Call to a Higher Spirituality

Meister Eckhart lived at a time when magnificent cathedrals and parish churches were built which externally expressed the glory and majesty of God and interior designs which encouraged popular piety. The side altars and ornate niches for particular saints for popular devotions and the liturgical and para-liturgical celebrations with elaborate rituals etc. were popular in the middle ages. The belief that God can be encountered through the visible realities of bread and wine transformed into the Body and Blood of Christ was extended to other objects related to the Eucharist, “such as water, candles, oil; in things or persons linked in one way or another with the human Christ whose death and resurrection they remembered in the Eucharist — in rush crosses and wayside crucifixes, in shrines and memorials of Christ’s mother and Joseph and the apostles, in the cultivation of the relics of saints and others in whom they thought they had caught sight of God at work in their midst, and hence had something physical to hold on to as an intermediary on their own level, whether dead or alive did not matter, with the God they had never met in person.” These practices along with Eucharistic processions and pageants, and various other semi-liturgical, para-liturgical and non-liturgical forms of devotion to the Eucharist expressed the need of humans for something tangible through which to express gratitude for faith and divine benevolence. Though they are expressions of faith by the believers they could be manipulated by those who are unscrupulous in the Church for financial benefits. In fact, they did it and it was one of the immediate causes of Reformation two centuries later. Any commercialisation of religion transforms the temple into a market place which is the den of robbers and extortionists. This was happening at the time of Meister Eckhart and it is happening even now at least in some places. The need of the hour is the presence and action of prophets and mystics.

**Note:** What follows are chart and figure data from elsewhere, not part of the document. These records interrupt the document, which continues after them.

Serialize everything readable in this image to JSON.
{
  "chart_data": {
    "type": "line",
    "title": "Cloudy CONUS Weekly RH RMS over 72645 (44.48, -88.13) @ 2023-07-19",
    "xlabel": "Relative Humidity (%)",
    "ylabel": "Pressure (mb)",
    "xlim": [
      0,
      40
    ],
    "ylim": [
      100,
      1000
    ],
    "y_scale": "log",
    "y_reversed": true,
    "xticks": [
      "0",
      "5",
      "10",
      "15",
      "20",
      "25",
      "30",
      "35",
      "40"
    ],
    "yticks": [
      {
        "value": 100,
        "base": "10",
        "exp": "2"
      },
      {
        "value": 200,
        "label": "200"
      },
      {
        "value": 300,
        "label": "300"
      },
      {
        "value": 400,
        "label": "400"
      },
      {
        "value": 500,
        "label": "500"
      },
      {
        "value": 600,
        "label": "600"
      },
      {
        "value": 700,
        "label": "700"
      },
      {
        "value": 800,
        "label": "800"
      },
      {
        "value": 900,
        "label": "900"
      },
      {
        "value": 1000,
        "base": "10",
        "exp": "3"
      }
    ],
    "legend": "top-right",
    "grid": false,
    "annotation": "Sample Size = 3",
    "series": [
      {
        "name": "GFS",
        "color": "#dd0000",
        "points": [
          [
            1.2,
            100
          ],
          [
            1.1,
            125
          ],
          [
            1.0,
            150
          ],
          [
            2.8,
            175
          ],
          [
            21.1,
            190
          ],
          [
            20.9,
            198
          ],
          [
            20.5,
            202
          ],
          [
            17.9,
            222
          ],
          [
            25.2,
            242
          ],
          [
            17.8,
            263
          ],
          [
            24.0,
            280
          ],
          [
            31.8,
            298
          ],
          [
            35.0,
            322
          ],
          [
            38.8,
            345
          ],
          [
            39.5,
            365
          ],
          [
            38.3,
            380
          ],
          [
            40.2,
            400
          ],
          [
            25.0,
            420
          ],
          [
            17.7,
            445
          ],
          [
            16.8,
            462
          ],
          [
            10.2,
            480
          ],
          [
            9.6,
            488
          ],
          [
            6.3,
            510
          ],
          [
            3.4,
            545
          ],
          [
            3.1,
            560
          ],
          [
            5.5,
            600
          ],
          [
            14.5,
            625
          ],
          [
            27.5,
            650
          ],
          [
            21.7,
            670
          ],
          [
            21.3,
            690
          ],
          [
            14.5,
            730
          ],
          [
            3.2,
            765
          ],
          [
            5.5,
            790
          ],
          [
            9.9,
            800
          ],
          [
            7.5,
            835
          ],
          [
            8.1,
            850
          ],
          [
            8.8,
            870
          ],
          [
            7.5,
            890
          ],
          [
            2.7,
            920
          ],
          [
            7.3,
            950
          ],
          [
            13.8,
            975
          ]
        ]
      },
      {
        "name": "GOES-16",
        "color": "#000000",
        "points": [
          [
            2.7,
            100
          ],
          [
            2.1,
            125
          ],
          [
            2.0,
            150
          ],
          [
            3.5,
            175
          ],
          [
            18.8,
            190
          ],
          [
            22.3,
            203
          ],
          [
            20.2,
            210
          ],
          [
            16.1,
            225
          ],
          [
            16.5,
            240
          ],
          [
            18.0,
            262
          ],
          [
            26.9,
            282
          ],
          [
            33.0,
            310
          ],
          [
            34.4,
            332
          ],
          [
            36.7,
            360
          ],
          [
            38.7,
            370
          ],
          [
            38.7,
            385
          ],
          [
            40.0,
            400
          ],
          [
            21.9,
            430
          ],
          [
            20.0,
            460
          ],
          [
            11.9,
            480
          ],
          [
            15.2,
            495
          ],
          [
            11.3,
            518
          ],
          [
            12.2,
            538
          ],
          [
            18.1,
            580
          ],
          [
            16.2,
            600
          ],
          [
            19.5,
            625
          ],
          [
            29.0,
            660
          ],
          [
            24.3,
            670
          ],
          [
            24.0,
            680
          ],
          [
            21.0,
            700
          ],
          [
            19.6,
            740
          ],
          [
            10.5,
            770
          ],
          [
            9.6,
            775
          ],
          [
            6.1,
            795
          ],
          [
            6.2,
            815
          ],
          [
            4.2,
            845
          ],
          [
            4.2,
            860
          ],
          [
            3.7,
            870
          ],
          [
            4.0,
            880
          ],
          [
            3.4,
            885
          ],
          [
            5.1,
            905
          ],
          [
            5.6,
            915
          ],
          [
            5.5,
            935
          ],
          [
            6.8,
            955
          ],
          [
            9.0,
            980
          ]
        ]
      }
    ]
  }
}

The believers are to be taught to move from an infantile faith that can be manipulated by unscrupulous preachers and teachers. They make the liberating message of Jesus Christ into an enslaving religion of exaggerated and sometimes inhuman adherence to rules and regulations, meaningless rituals and soulless devotions instilling fear and guilt. The joyful message of the Gospel of love and that all can become God to the extent that they live, love and act lovingly with the grace of God are reduced to some pious practices without corresponding spirituality. The great gift of the Church bequeathed to the disciples by forming them into a communion and inviting all who follow Christ at all times to participate in that communion through the power of the Spirit is often made into religion with more emphasis on institution and structures of power and domination rather than a participatory communion of all brothers and sisters. Therefore, it is imperative that the Church become a true light of Christ and authentic communion in which all believers are led to the enlightening vision and experience that in love they are more God than they are in themselves and live a life worthy of that divine enlightenment.